One final visualization we can do is blink the blank-bias-subtracted dark image against the overscan-bias-subtracted dark image to compare.
[14]:
fig, ax = plt.subplots(constrained_layout=True)
colorizer = plt.Colorizer(
norm=plt.Normalize(
vmin=-1,
vmax=1,
),
)
ani = na.plt.pcolormovie(
na.ScalarArray(
ndarray=np.array(["blank", "overscan"]),
axes="blink",
),
dark.inputs.pixel.x,
dark.inputs.pixel.y,
C=na.stack(
arrays=[dark_blank.outputs, dark_overscan.outputs],
axis="blink",
),
axis_time="blink",
ax=ax,
kwargs_pcolormesh=dict(
colorizer=colorizer,
),
kwargs_animation=dict(
interval=1000,
)
)
ax.set_xlabel("detector $x$ (pix)")
ax.set_ylabel("detector $y$ (pix)")
plt.colorbar(
mappable=plt.cm.ScalarMappable(colorizer=colorizer),
ax=ax,
label="signal (DN)"
)
plt.close(fig)
IPython.display.HTML(ani.to_jshtml())
[14]:
This shows that the overscan-bias-subtracted dark image is much better at removing the seams in between each tap.
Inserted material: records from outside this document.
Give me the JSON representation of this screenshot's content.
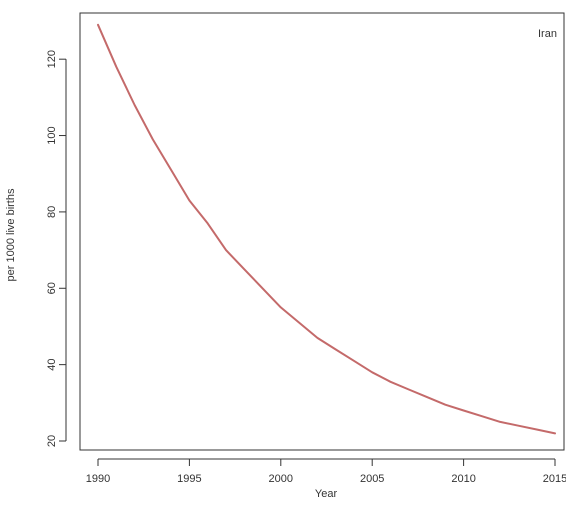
{
  "chart_data": {
    "type": "line",
    "title": "",
    "xlabel": "Year",
    "ylabel": "per 1000 live births",
    "xlim": [
      1990,
      2015
    ],
    "ylim": [
      20,
      130
    ],
    "xticks": [
      1990,
      1995,
      2000,
      2005,
      2010,
      2015
    ],
    "xtick_labels": [
      "1990",
      "1995",
      "2000",
      "2005",
      "2010",
      "2015"
    ],
    "yticks": [
      20,
      40,
      60,
      80,
      100,
      120
    ],
    "ytick_labels": [
      "20",
      "40",
      "60",
      "80",
      "100",
      "120"
    ],
    "grid": false,
    "legend_position": "top-right",
    "series": [
      {
        "name": "Iran",
        "color": "#c46a6a",
        "x": [
          1990,
          1991,
          1992,
          1993,
          1994,
          1995,
          1996,
          1997,
          1998,
          1999,
          2000,
          2001,
          2002,
          2003,
          2004,
          2005,
          2006,
          2007,
          2008,
          2009,
          2010,
          2011,
          2012,
          2013,
          2014,
          2015
        ],
        "values": [
          129,
          118,
          108,
          99,
          91,
          83,
          77,
          70,
          65,
          60,
          55,
          51,
          47,
          44,
          41,
          38,
          35.5,
          33.5,
          31.5,
          29.5,
          28,
          26.5,
          25,
          24,
          23,
          22
        ]
      }
    ]
  }
}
In conclusion, we recommend to only use the overscan columns to compute the bias, unless other MSFC cameras than the single one studied here have much different behavior.
For that reason, we have set the arguments of msfc_ccd.TapData.bias() to use only the overscan columns by default.